Friday, November 6, 2009

Schematron: Enforce String Patterns in Schematron

In the general area of XML schemas, XSD “patterns” are commonly used to enforce special string formatting constraints.  This is a very powerful tool when a document recipient wishes to ensure that the sender provides string data in a consistent format.  A common example is the usage of a string constraint is to validate the structure of a Social Security Number (SSN).  This would be expressed in a typical schema in the following manner:

<xsd:simpleType name="SsnSimpleType">
    <xsd:restriction base="xsd:string">
        <xsd:pattern value="[0-9]{3}[\-][0-9]{2}[\-][0-9]{4}" />
    </xsd:restriction>
</xsd:simpleType>

As with most parts of NIEM, much of the model is based on inheritance which makes enforce of simple data types, such as that shown above, cumbersome and awkward.  Semantically, the correct element for an SSN would be under:

nc:Person/nc:PersonSSNIdentification/ nc:IdentificationID

Since nc:PersonSSNIdentification is an nc:IdentificationType, if one were to enforce SSN formatting on nc:IdentificationID, any other part of the schema that is derived from nc:IdentificationType would also need to abide by the same rules (e.g. Driver License Number, State ID Number, Document Identification, etc.).  In the past this situation led to one thing. . . extension.
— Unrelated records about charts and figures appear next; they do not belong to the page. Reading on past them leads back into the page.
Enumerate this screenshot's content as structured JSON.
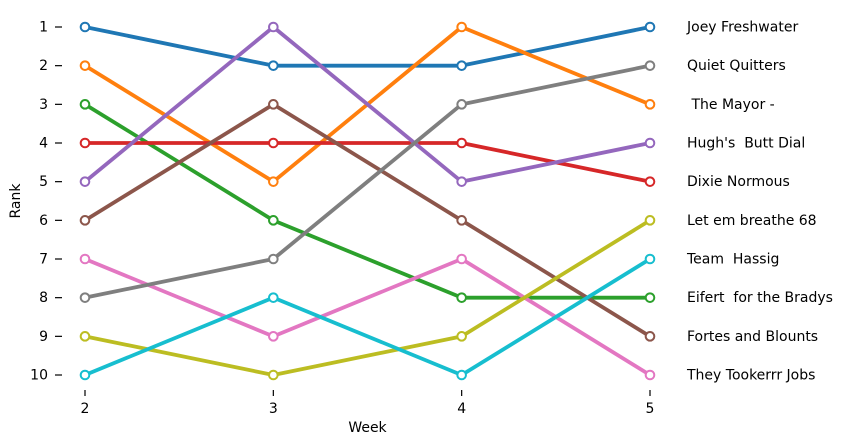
{
  "chart_data": {
    "type": "line",
    "subtype": "bump-rank-chart",
    "title": "",
    "xlabel": "Week",
    "ylabel": "Rank",
    "x": [
      2,
      3,
      4,
      5
    ],
    "y_ticks": [
      1,
      2,
      3,
      4,
      5,
      6,
      7,
      8,
      9,
      10
    ],
    "y_inverted": true,
    "ylim": [
      1,
      10
    ],
    "grid": false,
    "legend_position": "right-at-final-rank",
    "marker": "open-circle-white-fill",
    "series": [
      {
        "name": "Joey Freshwater",
        "color": "#1f77b4",
        "values": [
          1,
          2,
          2,
          1
        ]
      },
      {
        "name": "Quiet Quitters",
        "color": "#7f7f7f",
        "values": [
          8,
          7,
          3,
          2
        ]
      },
      {
        "name": " The Mayor -",
        "color": "#ff7f0e",
        "values": [
          2,
          5,
          1,
          3
        ]
      },
      {
        "name": "Hugh's  Butt Dial",
        "color": "#9467bd",
        "values": [
          5,
          1,
          5,
          4
        ]
      },
      {
        "name": "Dixie Normous",
        "color": "#d62728",
        "values": [
          4,
          4,
          4,
          5
        ]
      },
      {
        "name": "Let em breathe 68",
        "color": "#bcbd22",
        "values": [
          9,
          10,
          9,
          6
        ]
      },
      {
        "name": "Team  Hassig",
        "color": "#17becf",
        "values": [
          10,
          8,
          10,
          7
        ]
      },
      {
        "name": "Eifert  for the Bradys",
        "color": "#2ca02c",
        "values": [
          3,
          6,
          8,
          8
        ]
      },
      {
        "name": "Fortes and Blounts",
        "color": "#8c564b",
        "values": [
          6,
          3,
          6,
          9
        ]
      },
      {
        "name": "They Tookerrr Jobs",
        "color": "#e377c2",
        "values": [
          7,
          9,
          7,
          10
        ]
      }
    ]
  }
}
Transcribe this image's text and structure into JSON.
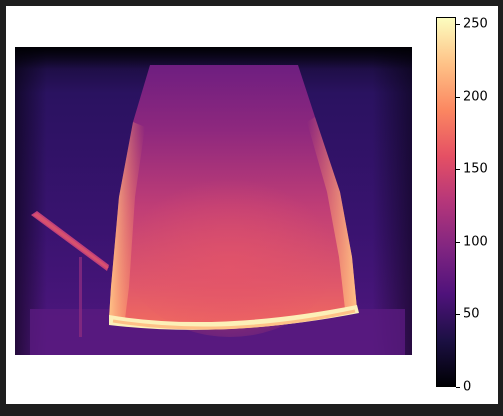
{
  "colors": {
    "background": "#1e1e1e",
    "figure": "#ffffff",
    "colormap": [
      "#000004",
      "#1c1044",
      "#4f127b",
      "#812581",
      "#b5367a",
      "#e55064",
      "#fb8761",
      "#fec287",
      "#fcfdbf"
    ]
  },
  "image": {
    "description_icon": "depth-map-heatmap",
    "colormap": "magma"
  },
  "colorbar": {
    "min": 0,
    "max": 255,
    "ticks": [
      {
        "value": 0,
        "label": "0"
      },
      {
        "value": 50,
        "label": "50"
      },
      {
        "value": 100,
        "label": "100"
      },
      {
        "value": 150,
        "label": "150"
      },
      {
        "value": 200,
        "label": "200"
      },
      {
        "value": 250,
        "label": "250"
      }
    ]
  }
}
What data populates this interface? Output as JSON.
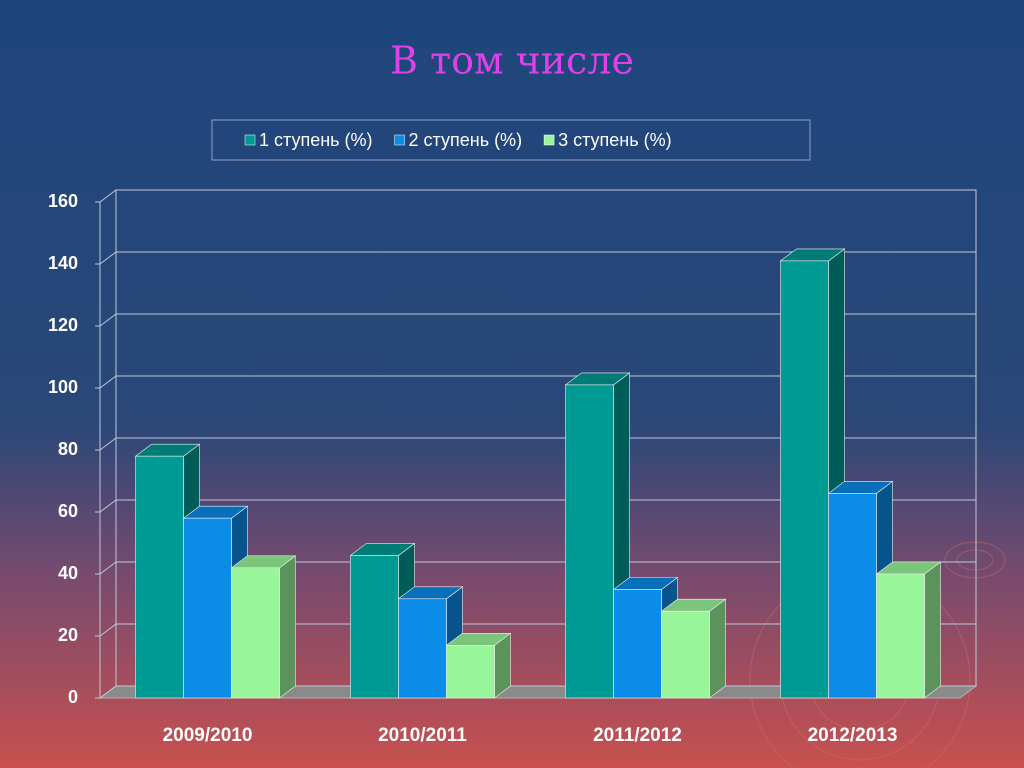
{
  "chart_data": {
    "type": "bar3d",
    "title": "В том числе",
    "categories": [
      "2009/2010",
      "2010/2011",
      "2011/2012",
      "2012/2013"
    ],
    "series": [
      {
        "name": "1 ступень (%)",
        "color": "#009a94",
        "values": [
          78,
          46,
          101,
          141
        ]
      },
      {
        "name": "2 ступень (%)",
        "color": "#0a8ce8",
        "values": [
          58,
          32,
          35,
          66
        ]
      },
      {
        "name": "3 ступень (%)",
        "color": "#99f59a",
        "values": [
          42,
          17,
          28,
          40
        ]
      }
    ],
    "ylim": [
      0,
      160
    ],
    "yticks": [
      0,
      20,
      40,
      60,
      80,
      100,
      120,
      140,
      160
    ],
    "grid": true
  }
}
With Schematron, extension for this purpose could be avoided.  Rather than enforcing the string constraints in the XSD file, instead the IEPD publisher could enforce this constraint within the Schematron rules document instead.  The following is an example of what code would be required in Schematron to accomplish this purpose:

<pattern id="ePersonSSN">
  <title>Verify person social security number is in the correct format.</title>
  <rule context="/ns:SomeDocument/nc:Person/nc:PersonSSNIdentification">
    <assert test=
      "count(tokenize(nc:IdentificationID,'[0-9]{3}-[0-9]{2}-[0-9]{4}')) 
      - 1 = 1">
       Social security number must be in the proper format (e.g. 11-222-3333).
    </assert>
  </rule>
</pattern>

By using the Schematron approach, the semantically equivalent element is preserved in the schema and only the appropriate identifier is subjected to the constraint.

This approach can be further extended to address any number of string constraints.  Another example would be ensuring an identification number only contains digits and has a string length of 5 or more.  This could be done by using the following XQuery count() query instead:

count(tokenize(nc:IdentificationID, '\d')) &gt; 5

This very powerful approach to constraining strings is yet another reason to take a real good look at Schematron in conjunction with your NIEM IEPDs.

Wednesday, November 4, 2009

Schematron: Correct nc:DateRepresentation Usage

The inherent flexibility of NIEM proves to be an incredibly beneficial when used correctly, however this benefit can also be one of its largest banes.  Sometimes this flexibility can lead to confusion when implementers attempt to deploy a NIEM exchange which is “valid” according to the XSD, yet not what the recipient is expecting. 

One such example is NIEM’s usage of substitution groups where a variety of data elements are legal according to the schema, but rarely are all of these legal options accounted for by the recipient’s adapter.  Take NIEM’s DateType as an example.  It employs the explicit substitution group (abstract data element) of nc:DateRepresentation which can be one of several different data types.  This representation can be replaced with a date (2009-01-01), a date/time (2009-01-01T12:00:00), a month and a year (01-2009), etc. 

Lets assume for a minute that a document has two different dates: a document filed date, and a person’s birth date.  The publisher’s intention is that filed date be a “timestamp” which includes both a date and a time, while the birth date is simply a date including a month, day and year.  A valid sample XML payload would look something like the following:

<?xml version="1.0" encoding="UTF-8"?>
<ns:SomeDocument>
  <nc:DocumentFiledDate>
    <nc:DateTime>2009-01-01T01:00:00</nc:DateTime>
  </nc:DocumentFiledDate>
  <nc:Person>
    <nc:PersonBirthDate>
      <nc:Date>1970-01-01</nc:Date>
    </nc:PersonBirthDate>
  </nc:Person>
</ns:SomeDocument>

The Schematron code to enforce the publisher’s intentions could appear as the following:

<pattern id="eDocumentDateTime">
  <title>Verify the document filed date includes a date/Time</title>
  <rule context="ns:SomeDocument/nc:DocumentFiledDate">
    <assert test="nc:DateTime">
      A date and a time must be provided as the document filed date.
    </assert>
  </rule>
</pattern>
<pattern id="ePersonBirthDate">
  <title>Ensure the person's birth date is an nc:Date.</title>
  <rule context="ns:SomeDocument/nc:Person/nc:PersonBirthDate">
    <assert test="nc:Date">
      A person's birth date must be a full date.
    </assert>
  </rule>
</pattern>

This is a great example of how Schematron can help clarify a publisher’s intent as NEIM-conformant services are developed and deployed.